The upcoming exhibition Conjuring Capital, curated by Zoe Butt, opens in August and serves as the fifth installment of Conscious Realities. It presents the work of six artists, only one of whom is Vietnamese. The others are from various countries including Spain, the United States, India, and Cambodia. This show aptly questions the impact and the awareness of our collective consumption, themes that are recurrent in the work that Sàn Art exhibits. This issue rings particularly true within Vietnam, as well as in other Asian countries, where the government promotes the work of certain artists for tourism purposes. However, these artists have been sanctioned, so to speak, through their complicity with the educational systems available to them that are supported by the Fine Arts Association of Vietnam, which mandates a specific, non-contemporary curriculum.
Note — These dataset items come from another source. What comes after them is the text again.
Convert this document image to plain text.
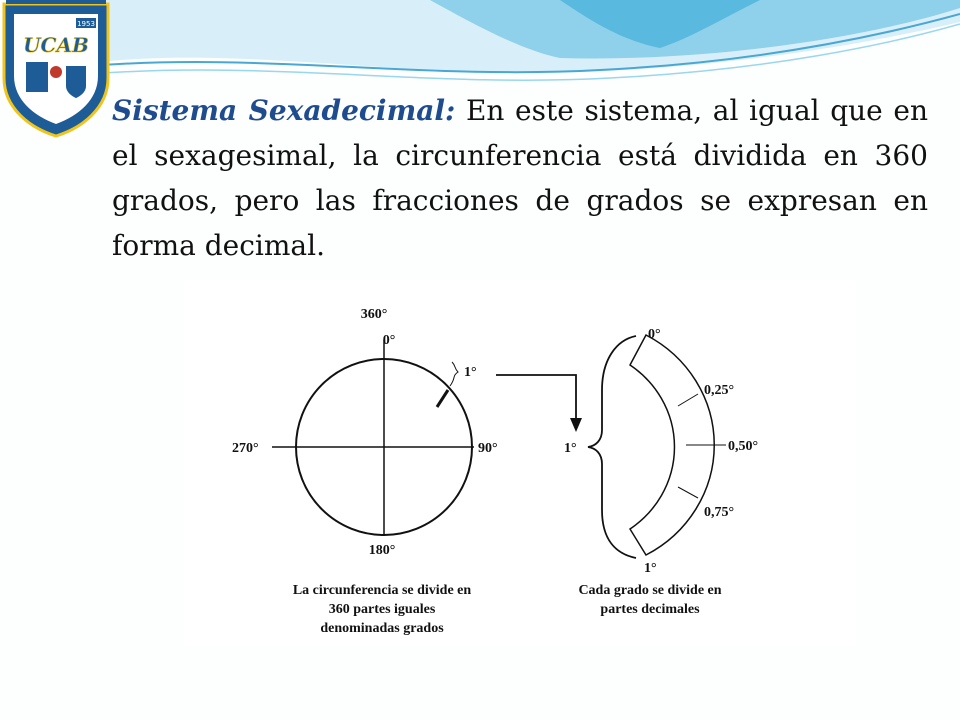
1953
UCAB
Sistema Sexadecimal: En este sistema, al igual que en el sexagesimal, la circunferencia está dividida en 360 grados, pero las fracciones de grados se expresan en forma decimal.
360°
0°
90°
180°
270°
1°
1°
0°
0,25°
0,50°
0,75°
1°
La circunferencia se divide en
360 partes iguales
denominadas grados
Cada grado se divide en
partes decimales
Truong Cong Tung, Journey of a Piece of Soil, 2014. Termite nest and paint, 38 x 40 x 60 cm. From the exhibition, Unconditional Belief. Courtesy of Sàn Art, Vietnam.

Truong Cong Tung, Journey of a Piece of Soil, 2014. Termite nest and paint, 38 x 40 x 60 cm. From the exhibition, Unconditional Belief. Courtesy of Sàn Art, Vietnam.

Each of the six artists in Conjuring Capital, Adriana Bustos, Christopher Myers, Hank Willis Thomas, Ngoc Nau, Sudarshan Shetty, and Than Sok, take up the visuality of everyday commodities and their relationship to currency in colorful and fluid ways. It is clear that these artists are forging both aesthetic and conceptual relationships between their practices and the regions within which they are currently working, the psychology of consumerism, and non-material qualities such as love and intimacy. It is necessary for both artists and audiences within Vietnam to have spaces such as Sàn Art where these kinds of social tensions and realities can be played out and discussed in honest, if abstracted, form and forums. The work being produced often feels as though the artists producing it are working out of a sense of obligation to be overtly documentarian, reporting in one way or another on the social and political statuses of their countries of origin. While at times this may be the true crux of some of these artists’ practices, just as often we find that their interests may lay elsewhere, but through what Butt refers to as “a great exotification of censorship,” they turn their work towards explicitly political issues that they feel are necessary to raise within the context of contemporary art and its current fascination with Asia.